Are exit strategies defined, anyway? - Some reflections on Business Continuity

Ansgar Toscha
8 december 2015

Business Continuity Planning (BCP) and Management (BCM) are key when it comes to preparing for both known and unknown threats that have the potential to bring down critical parts of the business. Business critical areas could be IT-systems, employees with unique skills, key production sites, single source suppliers, IPR's or others and may - depending on the industry - span over one or a number of different parts of the business. Accordingly, analyses made (Business Impact Analysis, BIA) need to be comprehensive and structured to certainly identify the most critical areas that need to be covered by BCP and BCM.

The related ISO standards from 2012 define Business Continuity (ISO 22301 and ISO 22313) define as the "capability of the organization to continue delivery of products or services at acceptable predefined levels following a disruptive incident" and give guidance on how to define, implement and continuously improve Business Continuity according to the Plan-Do-Check-Act-model.

Operational vs. strategic mitigation

Experience shows that the challenge for setting up an appropriate BCP is in many cases not the identification of critical business areas itself which is often discussed as a purely operational matter, but rather defining the right level of risk mitigation to prevent severe consequences of a disruptive event which at the end of the day often ends up in strategic discussions, which in turn makes the discussion more complex.

An example; a production site producing unique parts in a possibly politically unstable country might make sense from a labor cost and tax perspective but in the mid or long-term might expose the group to a higher level of risk of delivery problems due to e.g. social unrest, capital repatriation problems, sudden customs restrictions, or a natural disaster. Hence, to discuss BCP in terms of fences, sprinklers and firewalls to protect the operational functionality of the site is in this case not enough because even when the site might still be able to operate, it might become impossible to get the products out of the country. This adds a strategic dimension to the discussion and requires a plan B or even an Exit-strategy as a part of a full-scale BCP.

But is the organization really prepared for painful strategic (exit) decisions?

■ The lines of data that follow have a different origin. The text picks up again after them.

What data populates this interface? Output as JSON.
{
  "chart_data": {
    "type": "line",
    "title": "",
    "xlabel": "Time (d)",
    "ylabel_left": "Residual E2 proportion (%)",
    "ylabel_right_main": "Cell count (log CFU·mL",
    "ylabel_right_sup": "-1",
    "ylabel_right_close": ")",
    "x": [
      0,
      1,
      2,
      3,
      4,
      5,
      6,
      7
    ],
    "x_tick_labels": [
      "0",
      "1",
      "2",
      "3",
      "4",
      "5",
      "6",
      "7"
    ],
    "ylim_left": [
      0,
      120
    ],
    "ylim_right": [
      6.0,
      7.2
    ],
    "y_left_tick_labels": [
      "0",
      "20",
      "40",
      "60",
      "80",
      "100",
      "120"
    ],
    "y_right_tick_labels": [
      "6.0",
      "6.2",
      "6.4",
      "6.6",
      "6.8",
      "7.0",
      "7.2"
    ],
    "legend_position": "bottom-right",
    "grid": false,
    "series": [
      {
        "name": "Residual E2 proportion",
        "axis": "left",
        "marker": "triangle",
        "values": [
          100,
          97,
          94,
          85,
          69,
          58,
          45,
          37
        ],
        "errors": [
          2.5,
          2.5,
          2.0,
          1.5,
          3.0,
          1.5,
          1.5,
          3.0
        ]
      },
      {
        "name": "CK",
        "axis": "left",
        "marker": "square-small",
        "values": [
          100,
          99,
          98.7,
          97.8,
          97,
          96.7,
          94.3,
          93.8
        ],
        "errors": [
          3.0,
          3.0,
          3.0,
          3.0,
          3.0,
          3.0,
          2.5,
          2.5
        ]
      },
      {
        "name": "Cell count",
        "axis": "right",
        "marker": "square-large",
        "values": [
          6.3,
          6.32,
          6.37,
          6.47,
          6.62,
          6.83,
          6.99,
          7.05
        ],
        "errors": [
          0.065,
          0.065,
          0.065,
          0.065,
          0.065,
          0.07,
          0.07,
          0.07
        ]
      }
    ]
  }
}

Are Exit-strategies defined, anyway?

From my view, Exit-strategies are often not seriously enough discussed and thought through as it would be necessary when it comes to investment decisions concerning manufacturing or supplier footprints, among other. That phenomenon indicates weaknesses in organizations' capability to set up and analyse worst case scenarios, both from a short and long-term perspective. Or simply, the scenario is clear, but the management is not willing nor has the time to discuss the worst case to its ultimate possible consequence.

But why is that?

Do YOU want to be the party-killer?

Let's stick to the example above. Making strategic footprint decisions are in most cases built on a business case that is the result of structured investment processes and ROI or NVA calculations. One-off disruptive incidents that some day may make all calculations obsolete though may pop up in the discussions but are often considered as low-likelihood events and therefore not worth to discuss in detail. So, why being the party-killer bringing up scenarios that hardly will occur? In these cases, perceived opportunities dominate the discussion towards decision making.

Negative vibes may be suppressed but management forgets that even low-likelihood events may hit you tomorrow.

Exit-strategies are an opportunity by itself

The world is full of examples where exits were done too late, or not at all, which in turn led to even worse disasters. Following ongoing discussions about disaster recovery, managing unknown risk like black and grey swans, it's time that mananagement teams get better in setting up and analyzing worst case scenarios. This includes that low-likelihood events are taken more seriously. This is an important condition that Business Continuity Plans deserve their name, and develop their full potential for the benefit of the business.